Has anyone tried the innokin ares MTL? I want to get a nice MTL tank and Grimm Green seems quite impressed by the Ares.

Anyone vaped on one?

Cheers

Reactions: Like 1


----------



## Rob Fisher (17/3/18)

robvd said:


> Hi Guys
> 
> Has anyone tried the innokin ares MTL? I want to get a nice MTL tank and Grimm Green seems quite impressed by the Ares.
> 
> ...



@robvd - https://www.ecigssa.co.za/ares-rta.t45172/

Reactions: Like 2


----------



## robvd (17/3/18)

Thanks Rob! Dont know how I missed that post  Will be grabbing one from sirvape.

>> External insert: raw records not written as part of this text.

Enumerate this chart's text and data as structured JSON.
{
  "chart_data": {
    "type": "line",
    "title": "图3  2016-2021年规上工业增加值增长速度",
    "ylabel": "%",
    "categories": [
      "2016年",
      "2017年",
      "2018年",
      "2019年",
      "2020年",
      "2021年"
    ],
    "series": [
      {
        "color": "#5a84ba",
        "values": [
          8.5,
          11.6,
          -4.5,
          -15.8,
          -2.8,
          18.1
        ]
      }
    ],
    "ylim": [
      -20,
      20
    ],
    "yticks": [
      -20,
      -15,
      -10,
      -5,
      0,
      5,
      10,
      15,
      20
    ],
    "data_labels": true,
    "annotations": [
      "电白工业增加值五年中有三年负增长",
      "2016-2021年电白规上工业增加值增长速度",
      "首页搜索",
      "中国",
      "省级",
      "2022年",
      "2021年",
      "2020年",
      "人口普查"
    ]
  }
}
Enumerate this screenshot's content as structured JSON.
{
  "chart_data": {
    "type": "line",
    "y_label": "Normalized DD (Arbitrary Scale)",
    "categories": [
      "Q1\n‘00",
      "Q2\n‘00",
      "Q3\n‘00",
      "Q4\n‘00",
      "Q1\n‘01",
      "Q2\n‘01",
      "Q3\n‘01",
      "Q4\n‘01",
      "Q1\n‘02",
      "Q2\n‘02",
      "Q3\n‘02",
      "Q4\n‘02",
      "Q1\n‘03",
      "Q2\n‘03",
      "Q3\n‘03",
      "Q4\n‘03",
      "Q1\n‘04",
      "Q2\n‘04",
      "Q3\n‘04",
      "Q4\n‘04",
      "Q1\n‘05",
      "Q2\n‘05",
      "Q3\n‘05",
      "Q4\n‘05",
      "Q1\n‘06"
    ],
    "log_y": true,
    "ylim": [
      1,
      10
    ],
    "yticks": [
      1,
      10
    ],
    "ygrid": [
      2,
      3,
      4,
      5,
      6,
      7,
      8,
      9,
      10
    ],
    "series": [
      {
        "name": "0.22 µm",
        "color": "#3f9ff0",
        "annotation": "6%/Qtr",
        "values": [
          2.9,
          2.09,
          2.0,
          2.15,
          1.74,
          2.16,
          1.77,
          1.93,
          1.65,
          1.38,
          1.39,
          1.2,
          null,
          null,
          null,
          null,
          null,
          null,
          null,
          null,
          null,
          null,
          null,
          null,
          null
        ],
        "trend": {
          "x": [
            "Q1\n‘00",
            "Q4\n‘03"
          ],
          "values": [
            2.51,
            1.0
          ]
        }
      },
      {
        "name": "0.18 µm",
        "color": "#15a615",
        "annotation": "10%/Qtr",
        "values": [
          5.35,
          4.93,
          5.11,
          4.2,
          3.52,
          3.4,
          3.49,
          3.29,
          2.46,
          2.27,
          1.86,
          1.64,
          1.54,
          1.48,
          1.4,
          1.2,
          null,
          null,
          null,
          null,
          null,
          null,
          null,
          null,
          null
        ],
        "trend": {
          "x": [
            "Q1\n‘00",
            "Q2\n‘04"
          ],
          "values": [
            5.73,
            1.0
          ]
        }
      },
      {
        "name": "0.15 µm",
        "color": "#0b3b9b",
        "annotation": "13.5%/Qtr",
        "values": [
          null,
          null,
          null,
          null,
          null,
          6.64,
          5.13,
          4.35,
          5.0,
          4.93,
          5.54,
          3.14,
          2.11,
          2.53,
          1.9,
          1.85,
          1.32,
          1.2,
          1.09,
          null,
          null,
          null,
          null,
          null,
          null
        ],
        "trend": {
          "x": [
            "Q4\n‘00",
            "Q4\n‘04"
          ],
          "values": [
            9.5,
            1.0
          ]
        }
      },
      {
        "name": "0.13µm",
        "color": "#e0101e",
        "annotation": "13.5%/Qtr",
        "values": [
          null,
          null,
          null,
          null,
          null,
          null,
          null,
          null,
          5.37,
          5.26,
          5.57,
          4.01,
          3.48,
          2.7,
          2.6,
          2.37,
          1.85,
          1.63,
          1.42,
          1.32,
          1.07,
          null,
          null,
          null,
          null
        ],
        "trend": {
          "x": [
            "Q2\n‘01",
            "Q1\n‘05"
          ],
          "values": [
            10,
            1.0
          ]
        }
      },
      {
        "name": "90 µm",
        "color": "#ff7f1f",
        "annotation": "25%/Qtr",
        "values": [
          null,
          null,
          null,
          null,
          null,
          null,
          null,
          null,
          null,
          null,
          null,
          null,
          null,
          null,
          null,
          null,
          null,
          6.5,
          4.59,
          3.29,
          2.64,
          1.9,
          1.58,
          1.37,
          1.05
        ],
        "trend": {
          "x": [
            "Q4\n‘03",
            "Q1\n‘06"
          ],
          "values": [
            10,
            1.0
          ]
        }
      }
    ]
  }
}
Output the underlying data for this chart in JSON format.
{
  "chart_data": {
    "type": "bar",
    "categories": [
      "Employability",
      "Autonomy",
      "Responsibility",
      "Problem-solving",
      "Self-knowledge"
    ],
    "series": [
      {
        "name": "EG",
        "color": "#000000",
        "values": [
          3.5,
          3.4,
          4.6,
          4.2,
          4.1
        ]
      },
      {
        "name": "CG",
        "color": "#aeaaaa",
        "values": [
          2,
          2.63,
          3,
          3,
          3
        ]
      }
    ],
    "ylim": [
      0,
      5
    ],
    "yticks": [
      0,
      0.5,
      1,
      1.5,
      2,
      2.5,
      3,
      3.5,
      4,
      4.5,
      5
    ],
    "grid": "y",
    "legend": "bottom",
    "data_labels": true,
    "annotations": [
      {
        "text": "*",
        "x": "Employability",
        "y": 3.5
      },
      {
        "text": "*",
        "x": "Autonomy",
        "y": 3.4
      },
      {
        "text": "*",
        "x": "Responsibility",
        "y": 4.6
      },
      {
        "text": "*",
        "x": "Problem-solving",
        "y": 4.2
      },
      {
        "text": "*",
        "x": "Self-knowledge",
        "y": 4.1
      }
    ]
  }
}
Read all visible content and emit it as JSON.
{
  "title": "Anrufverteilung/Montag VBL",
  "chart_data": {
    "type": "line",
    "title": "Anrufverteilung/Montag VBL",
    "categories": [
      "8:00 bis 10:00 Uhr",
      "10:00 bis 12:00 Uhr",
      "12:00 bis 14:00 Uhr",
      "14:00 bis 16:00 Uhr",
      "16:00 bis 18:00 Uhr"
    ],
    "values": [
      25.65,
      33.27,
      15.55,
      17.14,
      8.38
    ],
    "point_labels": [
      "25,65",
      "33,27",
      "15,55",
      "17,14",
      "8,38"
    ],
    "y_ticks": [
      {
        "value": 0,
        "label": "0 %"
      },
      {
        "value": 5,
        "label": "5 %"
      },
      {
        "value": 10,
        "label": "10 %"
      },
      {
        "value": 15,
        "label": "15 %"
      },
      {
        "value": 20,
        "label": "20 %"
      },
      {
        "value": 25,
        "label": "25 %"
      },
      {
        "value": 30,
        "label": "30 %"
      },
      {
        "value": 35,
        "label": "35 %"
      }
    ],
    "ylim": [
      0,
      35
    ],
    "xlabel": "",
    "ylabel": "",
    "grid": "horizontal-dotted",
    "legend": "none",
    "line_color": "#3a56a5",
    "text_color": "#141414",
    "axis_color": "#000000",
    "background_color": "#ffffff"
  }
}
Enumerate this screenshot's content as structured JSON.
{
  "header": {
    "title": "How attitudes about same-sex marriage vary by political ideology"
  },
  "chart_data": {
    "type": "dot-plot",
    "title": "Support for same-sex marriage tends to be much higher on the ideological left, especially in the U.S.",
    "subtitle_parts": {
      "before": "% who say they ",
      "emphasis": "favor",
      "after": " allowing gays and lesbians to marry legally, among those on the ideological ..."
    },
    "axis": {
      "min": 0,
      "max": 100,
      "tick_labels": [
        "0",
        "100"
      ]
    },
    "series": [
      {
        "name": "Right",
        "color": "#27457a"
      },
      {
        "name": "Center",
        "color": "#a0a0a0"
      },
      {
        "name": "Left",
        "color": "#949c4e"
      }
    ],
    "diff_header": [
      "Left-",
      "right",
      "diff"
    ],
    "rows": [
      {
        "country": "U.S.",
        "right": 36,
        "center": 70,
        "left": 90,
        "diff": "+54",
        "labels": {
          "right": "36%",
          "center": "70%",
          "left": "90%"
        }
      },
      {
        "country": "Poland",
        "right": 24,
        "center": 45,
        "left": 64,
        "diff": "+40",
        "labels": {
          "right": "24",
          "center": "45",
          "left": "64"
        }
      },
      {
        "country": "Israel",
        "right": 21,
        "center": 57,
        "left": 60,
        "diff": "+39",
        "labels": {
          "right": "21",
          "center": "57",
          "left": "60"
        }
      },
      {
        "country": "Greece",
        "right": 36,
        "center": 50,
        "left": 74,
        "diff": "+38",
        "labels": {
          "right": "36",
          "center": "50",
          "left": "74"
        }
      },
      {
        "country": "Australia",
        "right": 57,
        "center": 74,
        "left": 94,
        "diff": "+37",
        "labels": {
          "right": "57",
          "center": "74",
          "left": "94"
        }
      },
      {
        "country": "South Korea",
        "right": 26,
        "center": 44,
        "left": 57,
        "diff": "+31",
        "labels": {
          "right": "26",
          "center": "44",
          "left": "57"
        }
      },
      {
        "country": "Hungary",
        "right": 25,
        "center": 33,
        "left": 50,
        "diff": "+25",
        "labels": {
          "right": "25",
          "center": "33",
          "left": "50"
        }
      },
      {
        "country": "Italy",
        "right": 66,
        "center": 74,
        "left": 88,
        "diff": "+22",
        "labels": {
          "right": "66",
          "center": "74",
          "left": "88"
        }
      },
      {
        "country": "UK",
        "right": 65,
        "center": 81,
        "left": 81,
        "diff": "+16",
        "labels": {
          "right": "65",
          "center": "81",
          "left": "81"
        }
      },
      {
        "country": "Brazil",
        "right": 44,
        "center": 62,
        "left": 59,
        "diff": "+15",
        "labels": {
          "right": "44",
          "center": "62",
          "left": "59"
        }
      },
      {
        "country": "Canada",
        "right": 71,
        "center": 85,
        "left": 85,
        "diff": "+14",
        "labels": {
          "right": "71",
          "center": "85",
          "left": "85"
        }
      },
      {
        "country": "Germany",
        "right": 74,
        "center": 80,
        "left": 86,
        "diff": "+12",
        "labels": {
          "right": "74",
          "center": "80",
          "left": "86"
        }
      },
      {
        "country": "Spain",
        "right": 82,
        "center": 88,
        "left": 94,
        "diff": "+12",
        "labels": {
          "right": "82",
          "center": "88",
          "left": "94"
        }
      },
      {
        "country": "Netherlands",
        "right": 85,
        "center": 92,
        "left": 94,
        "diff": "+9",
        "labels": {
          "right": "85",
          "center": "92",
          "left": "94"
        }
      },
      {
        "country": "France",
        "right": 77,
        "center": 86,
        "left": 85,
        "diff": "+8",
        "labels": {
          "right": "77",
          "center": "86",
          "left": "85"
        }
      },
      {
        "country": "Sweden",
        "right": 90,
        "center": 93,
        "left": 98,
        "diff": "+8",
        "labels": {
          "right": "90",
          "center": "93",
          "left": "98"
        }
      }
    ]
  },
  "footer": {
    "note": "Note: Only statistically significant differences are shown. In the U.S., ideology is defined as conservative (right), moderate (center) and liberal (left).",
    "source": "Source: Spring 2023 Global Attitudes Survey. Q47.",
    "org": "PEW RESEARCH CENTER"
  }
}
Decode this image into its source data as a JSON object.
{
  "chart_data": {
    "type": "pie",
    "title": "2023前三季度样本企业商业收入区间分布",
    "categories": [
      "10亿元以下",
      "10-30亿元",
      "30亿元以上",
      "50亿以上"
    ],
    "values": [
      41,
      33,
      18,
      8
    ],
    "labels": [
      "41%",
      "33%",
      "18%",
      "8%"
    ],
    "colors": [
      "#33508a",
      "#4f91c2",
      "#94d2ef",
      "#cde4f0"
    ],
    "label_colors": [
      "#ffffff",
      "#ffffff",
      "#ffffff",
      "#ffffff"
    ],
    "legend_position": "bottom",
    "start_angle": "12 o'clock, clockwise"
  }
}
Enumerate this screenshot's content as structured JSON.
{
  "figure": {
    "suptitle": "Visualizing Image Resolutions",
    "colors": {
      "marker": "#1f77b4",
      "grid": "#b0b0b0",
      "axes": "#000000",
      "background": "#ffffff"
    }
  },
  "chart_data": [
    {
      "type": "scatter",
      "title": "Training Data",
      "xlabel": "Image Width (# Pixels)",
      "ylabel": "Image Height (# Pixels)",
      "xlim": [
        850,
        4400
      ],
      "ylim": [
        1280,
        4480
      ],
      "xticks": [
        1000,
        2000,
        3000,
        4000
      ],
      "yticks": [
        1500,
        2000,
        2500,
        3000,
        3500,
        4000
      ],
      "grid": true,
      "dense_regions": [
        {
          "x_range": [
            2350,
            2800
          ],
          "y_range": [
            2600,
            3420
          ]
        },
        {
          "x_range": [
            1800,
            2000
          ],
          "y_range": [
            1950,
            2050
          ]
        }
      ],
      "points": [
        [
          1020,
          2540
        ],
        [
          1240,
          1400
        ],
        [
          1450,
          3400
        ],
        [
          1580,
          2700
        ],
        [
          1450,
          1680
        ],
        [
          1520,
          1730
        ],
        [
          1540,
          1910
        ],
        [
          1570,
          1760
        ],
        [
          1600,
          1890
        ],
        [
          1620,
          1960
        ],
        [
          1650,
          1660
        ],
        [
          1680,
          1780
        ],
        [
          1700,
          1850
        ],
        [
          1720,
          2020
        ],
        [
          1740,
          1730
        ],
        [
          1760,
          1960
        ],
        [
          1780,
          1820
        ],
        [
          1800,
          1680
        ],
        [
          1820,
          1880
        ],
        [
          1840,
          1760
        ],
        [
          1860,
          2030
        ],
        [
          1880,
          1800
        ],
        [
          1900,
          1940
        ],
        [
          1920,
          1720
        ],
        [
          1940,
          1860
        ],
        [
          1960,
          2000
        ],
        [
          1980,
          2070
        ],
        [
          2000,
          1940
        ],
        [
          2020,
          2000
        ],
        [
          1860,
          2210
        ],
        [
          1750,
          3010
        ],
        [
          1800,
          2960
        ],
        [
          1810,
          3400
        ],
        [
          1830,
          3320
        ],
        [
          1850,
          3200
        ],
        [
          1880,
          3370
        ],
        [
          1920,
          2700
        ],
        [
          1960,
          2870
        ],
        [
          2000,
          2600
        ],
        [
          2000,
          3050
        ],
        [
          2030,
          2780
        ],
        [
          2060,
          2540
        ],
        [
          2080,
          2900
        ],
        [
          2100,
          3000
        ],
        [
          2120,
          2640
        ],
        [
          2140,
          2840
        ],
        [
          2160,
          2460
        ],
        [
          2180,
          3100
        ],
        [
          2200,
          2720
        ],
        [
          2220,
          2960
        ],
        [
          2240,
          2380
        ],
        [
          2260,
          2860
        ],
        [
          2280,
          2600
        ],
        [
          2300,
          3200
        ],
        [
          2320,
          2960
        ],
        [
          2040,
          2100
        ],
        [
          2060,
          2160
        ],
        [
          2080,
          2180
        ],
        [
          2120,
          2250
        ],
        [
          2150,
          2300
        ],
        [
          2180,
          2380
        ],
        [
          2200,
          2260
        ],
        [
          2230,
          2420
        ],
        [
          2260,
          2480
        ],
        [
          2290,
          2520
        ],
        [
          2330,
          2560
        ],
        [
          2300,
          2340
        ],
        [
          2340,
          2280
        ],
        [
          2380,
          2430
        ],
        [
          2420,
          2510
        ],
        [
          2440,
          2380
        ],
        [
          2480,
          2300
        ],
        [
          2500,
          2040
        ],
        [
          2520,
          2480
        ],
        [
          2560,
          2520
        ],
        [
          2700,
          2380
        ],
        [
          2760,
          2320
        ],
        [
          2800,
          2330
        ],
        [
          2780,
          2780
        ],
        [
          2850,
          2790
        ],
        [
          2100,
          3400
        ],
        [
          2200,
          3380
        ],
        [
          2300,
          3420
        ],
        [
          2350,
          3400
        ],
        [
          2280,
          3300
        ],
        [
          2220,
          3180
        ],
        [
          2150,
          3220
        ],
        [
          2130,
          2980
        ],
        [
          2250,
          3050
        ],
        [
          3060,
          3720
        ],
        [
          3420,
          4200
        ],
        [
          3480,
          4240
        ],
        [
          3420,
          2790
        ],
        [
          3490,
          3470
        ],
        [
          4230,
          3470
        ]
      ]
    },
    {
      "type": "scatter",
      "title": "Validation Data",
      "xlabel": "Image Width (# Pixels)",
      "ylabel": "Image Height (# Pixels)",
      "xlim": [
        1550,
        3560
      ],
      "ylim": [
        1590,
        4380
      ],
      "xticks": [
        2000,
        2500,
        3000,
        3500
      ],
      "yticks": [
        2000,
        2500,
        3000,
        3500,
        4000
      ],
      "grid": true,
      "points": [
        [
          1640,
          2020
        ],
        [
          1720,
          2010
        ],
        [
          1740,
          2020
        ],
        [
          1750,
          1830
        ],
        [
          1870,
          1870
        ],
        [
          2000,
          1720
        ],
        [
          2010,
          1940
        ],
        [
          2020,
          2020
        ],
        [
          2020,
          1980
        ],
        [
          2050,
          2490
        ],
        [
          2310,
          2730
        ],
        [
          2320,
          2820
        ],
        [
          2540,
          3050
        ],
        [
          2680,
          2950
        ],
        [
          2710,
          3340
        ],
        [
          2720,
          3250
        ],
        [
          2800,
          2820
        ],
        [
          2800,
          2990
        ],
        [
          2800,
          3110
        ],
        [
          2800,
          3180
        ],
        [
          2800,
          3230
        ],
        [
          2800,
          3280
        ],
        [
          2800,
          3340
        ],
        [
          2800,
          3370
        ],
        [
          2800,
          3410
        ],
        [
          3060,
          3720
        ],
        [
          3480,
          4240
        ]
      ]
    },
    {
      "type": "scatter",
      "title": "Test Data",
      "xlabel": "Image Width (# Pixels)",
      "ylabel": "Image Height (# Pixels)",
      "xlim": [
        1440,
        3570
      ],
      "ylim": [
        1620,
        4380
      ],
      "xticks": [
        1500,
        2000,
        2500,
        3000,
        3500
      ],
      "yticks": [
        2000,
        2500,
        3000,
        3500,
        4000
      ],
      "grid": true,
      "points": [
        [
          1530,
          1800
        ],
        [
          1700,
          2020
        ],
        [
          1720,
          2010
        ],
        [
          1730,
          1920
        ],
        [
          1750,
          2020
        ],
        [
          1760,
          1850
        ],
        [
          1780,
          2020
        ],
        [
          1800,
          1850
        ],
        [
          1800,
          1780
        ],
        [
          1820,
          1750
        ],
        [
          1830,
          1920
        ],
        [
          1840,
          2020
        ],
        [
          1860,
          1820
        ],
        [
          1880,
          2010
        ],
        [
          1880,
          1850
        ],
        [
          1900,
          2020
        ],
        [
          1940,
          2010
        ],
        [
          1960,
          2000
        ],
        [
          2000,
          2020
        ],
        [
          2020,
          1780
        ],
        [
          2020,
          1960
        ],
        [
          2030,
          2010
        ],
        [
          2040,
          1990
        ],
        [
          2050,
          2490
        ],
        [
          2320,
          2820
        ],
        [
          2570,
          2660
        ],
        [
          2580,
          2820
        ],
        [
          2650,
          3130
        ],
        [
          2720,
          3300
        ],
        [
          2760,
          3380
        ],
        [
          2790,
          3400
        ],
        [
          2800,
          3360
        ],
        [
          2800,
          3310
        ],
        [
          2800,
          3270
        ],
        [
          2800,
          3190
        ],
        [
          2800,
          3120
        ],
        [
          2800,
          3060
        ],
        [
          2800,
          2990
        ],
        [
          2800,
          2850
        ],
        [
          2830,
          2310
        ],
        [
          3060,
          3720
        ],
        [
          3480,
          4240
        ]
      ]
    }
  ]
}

Any recommendation on a mod to pair this with?

Cheers.

Reactions: Like 1


----------



## Rob Fisher (17/3/18)

robvd said:


> Thanks Rob! Dont know how I missed that post  Will be grabbing one from sirvape.
> 
> Any recommendation on a mod to pair this with?
> 
> Cheers.



Personally, I would pair it with a Mirage.

Reactions: Like 1


----------



## Waine (6/4/18)

I picked up 2 on a whim. Super impressed. I hate to repeat myself. But I think it's the nic salts that enhances the MTL experience on this Greek beut. For me anyway. I highly recommend it.

Sent from my SM-N950F using Tapatalk

Reactions: Like 1


----------